On Wed, Jun 15, 2016 at 12:07 PM, Reinout van Rees email@example.com wrote:
Now local development: it is normal to mount the current directory as /code/, so that now is overlayed over the originally-added-to-the-docker /code/.
This means that anything done inside /code/ is effectively discarded in development. So a "bin/buildout" run has to be done again, because the bin/, parts/, eggs/ etc directories are gone.
Think of it like this: if you don't mount ./ as /code in the container then you practically have to rebuild the image all the time. This is fine for toy projects, but bigger ones have lots of files (eg: templates, images, css, tons of js 1-line modules etc). That means you get a big context that is slow to send (exacerbated in situations that have remote docker daemons like osx/windows docker clients).

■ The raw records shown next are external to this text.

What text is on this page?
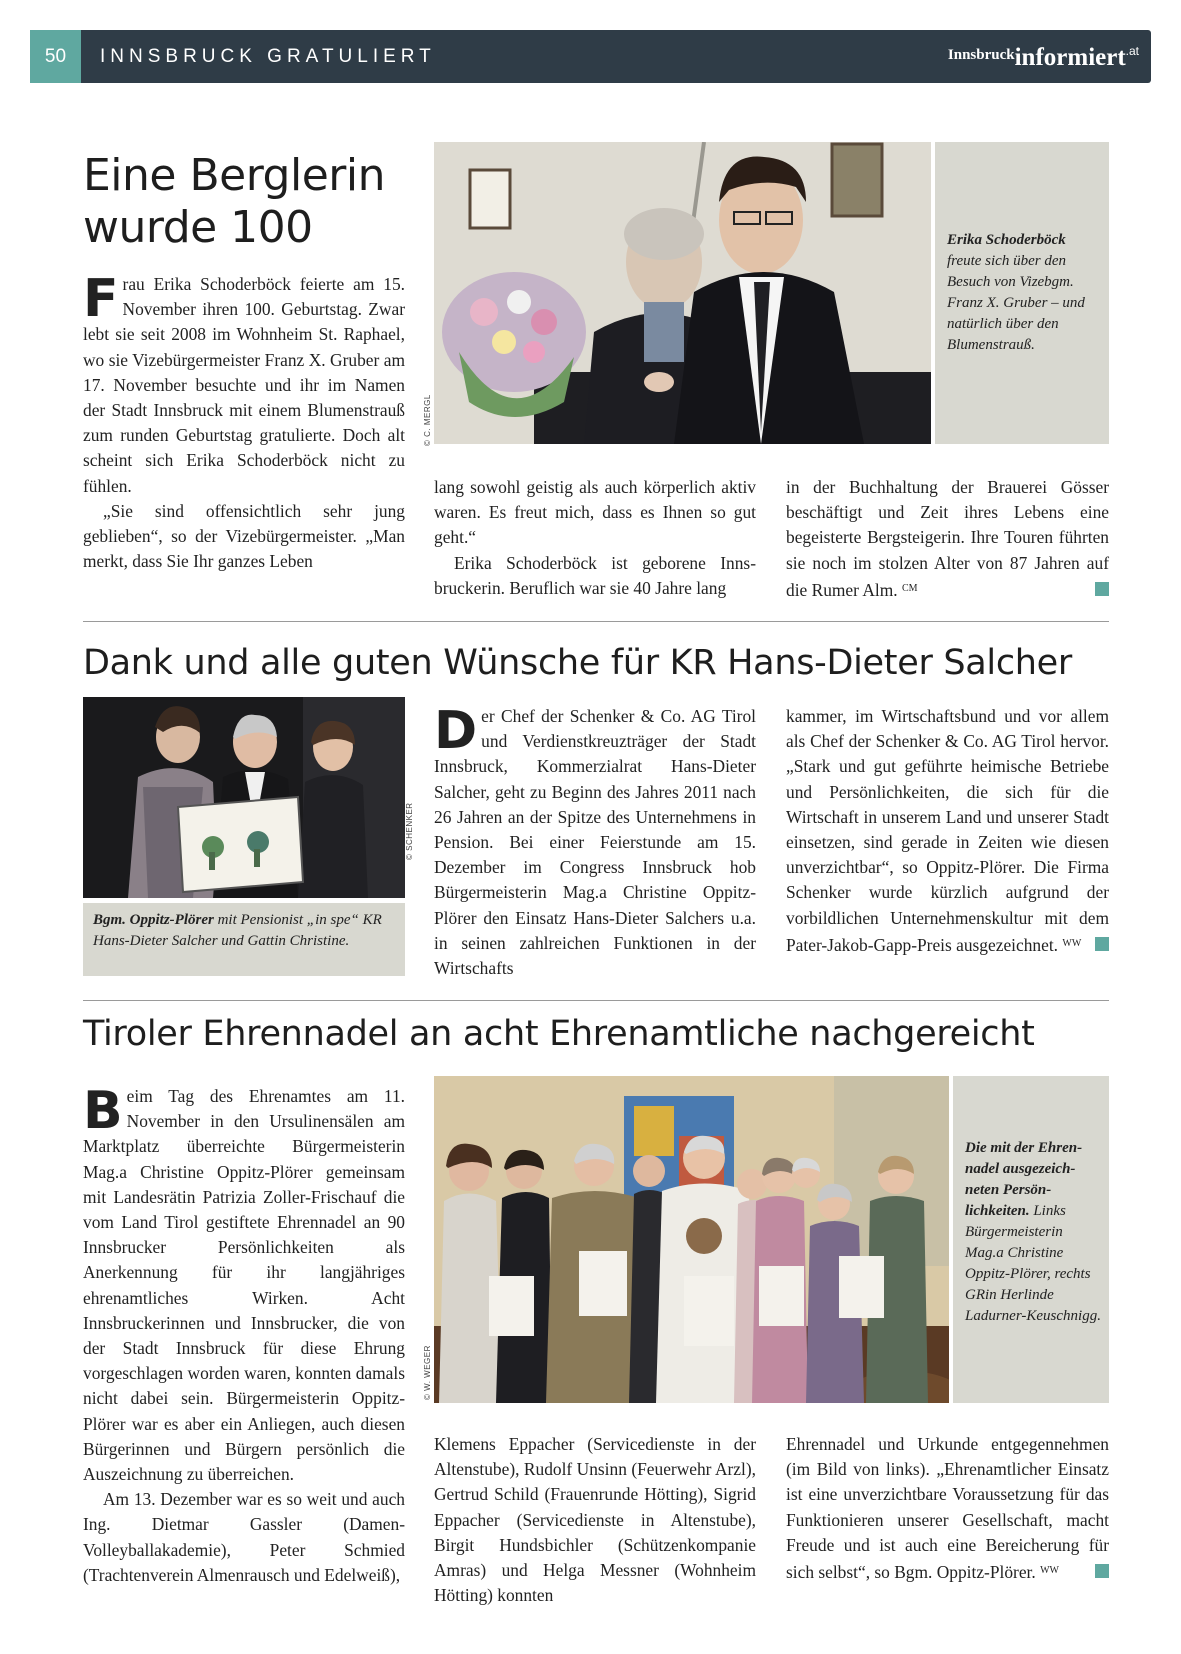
50	INNSBRUCK GRATULIERT	Innsbruckinformiert$^{.at}$
Eine Berglerin
wurde 100

Frau Erika Schoderböck feierte am 15. November ihren 100. Geburtstag. Zwar lebt sie seit 2008 im Wohnheim St. Raphael, wo sie Vizebürgermeister Franz X. Gruber am 17. November besuchte und ihr im Namen der Stadt Innsbruck mit einem Blumenstrauß zum runden Geburtstag gratulierte. Doch alt scheint sich Erika Schoderböck nicht zu fühlen.

„Sie sind offensichtlich sehr jung geblieben“, so der Vizebürgermeister. „Man merkt, dass Sie Ihr ganzes Leben

© C. MERGL
Erika Schoderböck freute sich über den Besuch von Vizebgm. Franz X. Gruber – und natürlich über den Blumenstrauß.

lang sowohl geistig als auch körperlich aktiv waren. Es freut mich, dass es Ihnen so gut geht.“

Erika Schoderböck ist geborene Innsbruckerin. Beruflich war sie 40 Jahre lang

in der Buchhaltung der Brauerei Gösser beschäftigt und Zeit ihres Lebens eine begeisterte Bergsteigerin. Ihre Touren führten sie noch im stolzen Alter von 87 Jahren auf die Rumer Alm. $^{CM}$

Dank und alle guten Wünsche für KR Hans-Dieter Salcher
© SCHENKER
Bgm. Oppitz-Plörer mit Pensionist „in spe“ KR Hans-Dieter Salcher und Gattin Christine.

Der Chef der Schenker & Co. AG Tirol und Verdienstkreuzträger der Stadt Innsbruck, Kommerzialrat Hans-Dieter Salcher, geht zu Beginn des Jahres 2011 nach 26 Jahren an der Spitze des Unternehmens in Pension. Bei einer Feierstunde am 15. Dezember im Congress Innsbruck hob Bürgermeisterin Mag.a Christine Oppitz-Plörer den Einsatz Hans-Dieter Salchers u.a. in seinen zahlreichen Funktionen in der Wirtschafts

kammer, im Wirtschaftsbund und vor allem als Chef der Schenker & Co. AG Tirol hervor. „Stark und gut geführte heimische Betriebe und Persönlichkeiten, die sich für die Wirtschaft in unserem Land und unserer Stadt einsetzen, sind gerade in Zeiten wie diesen unverzichtbar“, so Oppitz-Plörer. Die Firma Schenker wurde kürzlich aufgrund der vorbildlichen Unternehmenskultur mit dem Pater-Jakob-Gapp-Preis ausgezeichnet. $^{WW}$

Tiroler Ehrennadel an acht Ehrenamtliche nachgereicht

Beim Tag des Ehrenamtes am 11. November in den Ursulinensälen am Marktplatz überreichte Bürgermeisterin Mag.a Christine Oppitz-Plörer gemeinsam mit Landesrätin Patrizia Zoller-Frischauf die vom Land Tirol gestiftete Ehrennadel an 90 Innsbrucker Persönlichkeiten als Anerkennung für ihr langjähriges ehrenamtliches Wirken. Acht Innsbruckerinnen und Innsbrucker, die von der Stadt Innsbruck für diese Ehrung vorgeschlagen worden waren, konnten damals nicht dabei sein. Bürgermeisterin Oppitz-Plörer war es aber ein Anliegen, auch diesen Bürgerinnen und Bürgern persönlich die Auszeichnung zu überreichen.

Am 13. Dezember war es so weit und auch Ing. Dietmar Gassler (Damen-Volleyballakademie), Peter Schmied (Trachtenverein Almenrausch und Edelweiß),

© W. WEGER
Die mit der Ehrennadel ausgezeichneten Persönlichkeiten. Links Bürgermeisterin Mag.a Christine Oppitz-Plörer, rechts GRin Herlinde Ladurner-Keuschnigg.

Klemens Eppacher (Servicedienste in der Altenstube), Rudolf Unsinn (Feuerwehr Arzl), Gertrud Schild (Frauenrunde Hötting), Sigrid Eppacher (Servicedienste in Altenstube), Birgit Hundsbichler (Schützenkompanie Amras) und Helga Messner (Wohnheim Hötting) konnten

Ehrennadel und Urkunde entgegennehmen (im Bild von links). „Ehrenamtlicher Einsatz ist eine unverzichtbare Voraussetzung für das Funktionieren unserer Gesellschaft, macht Freude und ist auch eine Bereicherung für sich selbst“, so Bgm. Oppitz-Plörer. $^{WW}$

Another compound problem: if you rebuild the image for every code change the new context will invalidate the docker image cache - everything will be slow, all the time. Ideally you'd have a stack of images, like a base image that takes big context (with code/assets) + smaller images that build from that but have very small contexts. I wrote some ideas about that here https://blog.ionelmc.ro/2016/05/07/dealing-with-docker/#optimizing-the-build-process if you have patience (it's a bit too long read).
Basically what I'm saying is that you got no choice but to mount stuff in a development scenario :-)
Regarding the buildout problem, I suspect a src-layout can solve the problem:
- you only mount ./src inside container - you can happily run buildout inside the container (assuming it don't touch any of the code in src)
I suspect you don't need to run buildout for every code change so it's fine if you stick that into the image building.